There are a number of reasons why I decided to take on this project. My first reason has to do with my interest in birds. This began shortly after moving to Victoria ten and a half years ago. With our house backing onto a wooded area, the chirping of birds is a familiar sound all year long. I often glance out the window to see birds of all forms in the yard throughout the day. Frequently I will pull out the Birds of Victoria or Birds of North America reference guides we have on hand. Unfortunately, the drawings in the first aren’t overly helpful for identification and the number of entries in the second is overwhelming. My second reason has to do with a photography course I took a number of years ago. Since that time I have been trying to think of a practical reason to buy a new camera. Taking pictures of birds requires a powerful zoom lens which my previous point-and-shoot camera could not accommodate. Perfect! My final reason was my desire to take on a new project to welcome in 2011. Hence, bird of the day was born.
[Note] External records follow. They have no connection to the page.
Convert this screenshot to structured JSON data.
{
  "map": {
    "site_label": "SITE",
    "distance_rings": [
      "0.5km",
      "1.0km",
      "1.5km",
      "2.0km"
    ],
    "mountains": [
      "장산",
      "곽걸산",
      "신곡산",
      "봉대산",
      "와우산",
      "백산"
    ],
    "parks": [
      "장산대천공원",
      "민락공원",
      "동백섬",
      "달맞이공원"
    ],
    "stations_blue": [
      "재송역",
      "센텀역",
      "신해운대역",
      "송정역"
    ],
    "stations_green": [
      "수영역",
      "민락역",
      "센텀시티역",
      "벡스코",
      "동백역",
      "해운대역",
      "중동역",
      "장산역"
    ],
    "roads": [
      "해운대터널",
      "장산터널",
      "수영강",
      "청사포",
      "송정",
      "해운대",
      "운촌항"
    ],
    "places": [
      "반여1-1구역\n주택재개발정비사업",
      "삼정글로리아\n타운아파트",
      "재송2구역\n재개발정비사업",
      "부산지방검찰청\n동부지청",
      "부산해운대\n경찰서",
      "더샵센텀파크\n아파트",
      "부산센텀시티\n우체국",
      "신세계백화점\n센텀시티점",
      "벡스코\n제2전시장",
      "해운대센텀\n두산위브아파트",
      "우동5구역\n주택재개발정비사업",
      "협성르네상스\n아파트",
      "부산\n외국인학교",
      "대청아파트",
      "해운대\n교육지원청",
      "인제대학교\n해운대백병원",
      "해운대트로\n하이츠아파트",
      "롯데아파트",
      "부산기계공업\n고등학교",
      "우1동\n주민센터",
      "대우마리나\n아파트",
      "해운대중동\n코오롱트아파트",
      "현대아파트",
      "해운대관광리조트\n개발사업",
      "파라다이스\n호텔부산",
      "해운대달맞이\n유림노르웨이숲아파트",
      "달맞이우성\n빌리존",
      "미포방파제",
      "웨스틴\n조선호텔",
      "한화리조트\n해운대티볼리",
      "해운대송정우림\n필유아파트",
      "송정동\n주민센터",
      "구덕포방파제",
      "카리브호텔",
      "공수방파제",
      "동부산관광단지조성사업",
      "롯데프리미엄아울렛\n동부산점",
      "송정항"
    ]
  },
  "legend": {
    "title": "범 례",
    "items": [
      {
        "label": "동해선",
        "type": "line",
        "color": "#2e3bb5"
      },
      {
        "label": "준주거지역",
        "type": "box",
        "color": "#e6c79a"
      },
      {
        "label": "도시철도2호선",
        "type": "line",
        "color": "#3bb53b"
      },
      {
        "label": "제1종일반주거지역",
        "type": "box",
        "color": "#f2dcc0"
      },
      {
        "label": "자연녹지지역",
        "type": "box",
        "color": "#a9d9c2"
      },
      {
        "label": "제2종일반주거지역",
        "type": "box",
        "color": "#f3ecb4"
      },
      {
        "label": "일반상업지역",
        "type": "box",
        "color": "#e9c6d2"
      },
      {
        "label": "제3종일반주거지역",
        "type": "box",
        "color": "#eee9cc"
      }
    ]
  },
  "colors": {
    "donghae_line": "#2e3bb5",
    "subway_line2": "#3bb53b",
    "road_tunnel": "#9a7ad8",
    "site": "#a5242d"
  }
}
Wednesday, January 5, 2011

Hermit Thrush

Catharus guttatus

Brown upperparts
Reddish-brown tail
White underparts with dark spots on breast
Grey sides
White eye-ring

Listen to its song.

I was on my way to the local beach today to photograph shorebirds when this little guy hopped across the road in front of my car. Much to the dismay of the gentleman behind me, I slammed on the brakes and quickly pulled over to the side of the road in order to get a picture. (Who would have thought blogging could be such a dangerous pursuit)?  It was raining fairly hard and, not wanting to get my new camera wet, I took these photos through the open window of the car. Furthermore, to avoid startling any more drivers, I didn't attempt to follow the bird as it continued to hop into the bushes. Unfortunately, I was unable to get many shots off before this happened, making it difficult for me to identify the bird with any certainty. Originally, I had identified it as an orange-crowned warbler. However, upon further investigation, I have discovered it to be a hermit thrush, albeit a rather sickly looking one. Thanks to the fellow at Wild Birds Unlimited for his help with the identification; he was a wealth of information.

Learn more about the Hermit Thrush.

Additional photos:


  1. Is the bird on the right also an orange warbler? Did you see him too?

  2. Yes. Both pictures in today's post are of the same bird.